Interaction between central obesity and frailty on the clinical outcome of peritoneal dialysis patients
Frailty is described by Fried et al.  as a clinical syndrome involving at least three of the following features: unintentional weight loss (10 lbs in one year), self-reported exhaustion, weakness (as determined by grip strength), slow walking speed, and low physical activity. It is highly prevalent among patients on dialysis, with a prevalence of up to 67.7% in previous report .
Physical frailty has important health consequences. Frail patients are more susceptible to the development of adverse outcomes when faced with a stressor. It also leads to a decline in physical function, gait disability, increase in the risks of fall.
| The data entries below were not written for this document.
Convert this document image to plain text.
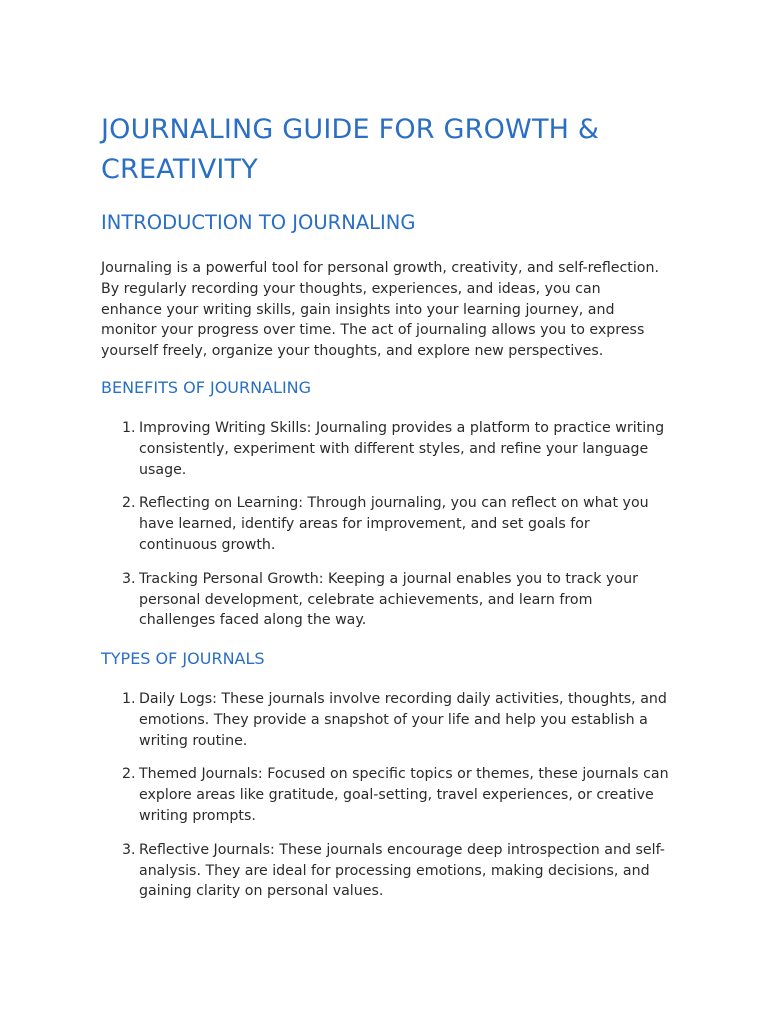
JOURNALING GUIDE FOR GROWTH & CREATIVITY
INTRODUCTION TO JOURNALING

Journaling is a powerful tool for personal growth, creativity, and self-reflection. By regularly recording your thoughts, experiences, and ideas, you can enhance your writing skills, gain insights into your learning journey, and monitor your progress over time. The act of journaling allows you to express yourself freely, organize your thoughts, and explore new perspectives.

BENEFITS OF JOURNALING
1. Improving Writing Skills: Journaling provides a platform to practice writing consistently, experiment with different styles, and refine your language usage.
2. Reflecting on Learning: Through journaling, you can reflect on what you have learned, identify areas for improvement, and set goals for continuous growth.
3. Tracking Personal Growth: Keeping a journal enables you to track your personal development, celebrate achievements, and learn from challenges faced along the way.
TYPES OF JOURNALS
1. Daily Logs: These journals involve recording daily activities, thoughts, and emotions. They provide a snapshot of your life and help you establish a writing routine.
2. Themed Journals: Focused on specific topics or themes, these journals can explore areas like gratitude, goal-setting, travel experiences, or creative writing prompts.
3. Reflective Journals: These journals encourage deep introspection and self-analysis. They are ideal for processing emotions, making decisions, and gaining clarity on personal values.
As a result, frail peritoneal dialysis (PD) patients have a higher hospitalization risk and their hospital stay tends to be prolonged . Physical frailty is also a well-established independent predictor of adverse outcomes including mortality in pre-dialysis end stage renal disease patients , hemodialysis (HD) patients and PD patients [3, 5].
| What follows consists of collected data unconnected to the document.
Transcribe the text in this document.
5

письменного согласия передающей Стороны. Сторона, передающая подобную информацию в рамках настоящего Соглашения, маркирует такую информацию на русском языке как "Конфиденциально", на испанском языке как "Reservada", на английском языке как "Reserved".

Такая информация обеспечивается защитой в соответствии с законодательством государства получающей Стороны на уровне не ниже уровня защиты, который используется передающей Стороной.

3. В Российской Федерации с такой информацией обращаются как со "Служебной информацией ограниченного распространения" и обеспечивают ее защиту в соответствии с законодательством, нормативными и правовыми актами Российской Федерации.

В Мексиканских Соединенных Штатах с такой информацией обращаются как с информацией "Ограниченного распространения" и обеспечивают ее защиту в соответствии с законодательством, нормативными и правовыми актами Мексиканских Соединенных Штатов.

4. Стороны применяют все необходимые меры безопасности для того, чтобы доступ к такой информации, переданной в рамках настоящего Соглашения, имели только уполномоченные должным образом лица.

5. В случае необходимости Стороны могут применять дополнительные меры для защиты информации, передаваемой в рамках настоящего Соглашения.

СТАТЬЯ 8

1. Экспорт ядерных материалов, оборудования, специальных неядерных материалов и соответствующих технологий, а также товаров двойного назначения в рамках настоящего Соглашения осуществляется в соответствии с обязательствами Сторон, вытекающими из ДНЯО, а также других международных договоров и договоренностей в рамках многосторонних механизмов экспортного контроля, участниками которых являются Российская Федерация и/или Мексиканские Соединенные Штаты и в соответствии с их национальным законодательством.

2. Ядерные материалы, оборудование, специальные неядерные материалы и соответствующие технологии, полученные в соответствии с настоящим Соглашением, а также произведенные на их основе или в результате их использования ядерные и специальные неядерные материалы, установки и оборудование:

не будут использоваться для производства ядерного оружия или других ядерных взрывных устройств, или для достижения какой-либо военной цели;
Physical frailty causes alteration in body composition. Frail patients tend to suffer from obesity [6–9]. On the other hand, PD patients are more susceptible to central obesity  due to exposure to glucose-containing dialysate fluid. In contrast to general obesity, central obesity confers a worse survival in dialysis patients . Previous study has shown synergistic effect on mortality between physical frailty and central obesity in HD patients. However, the interaction between physical frailty and body composition has not been explored.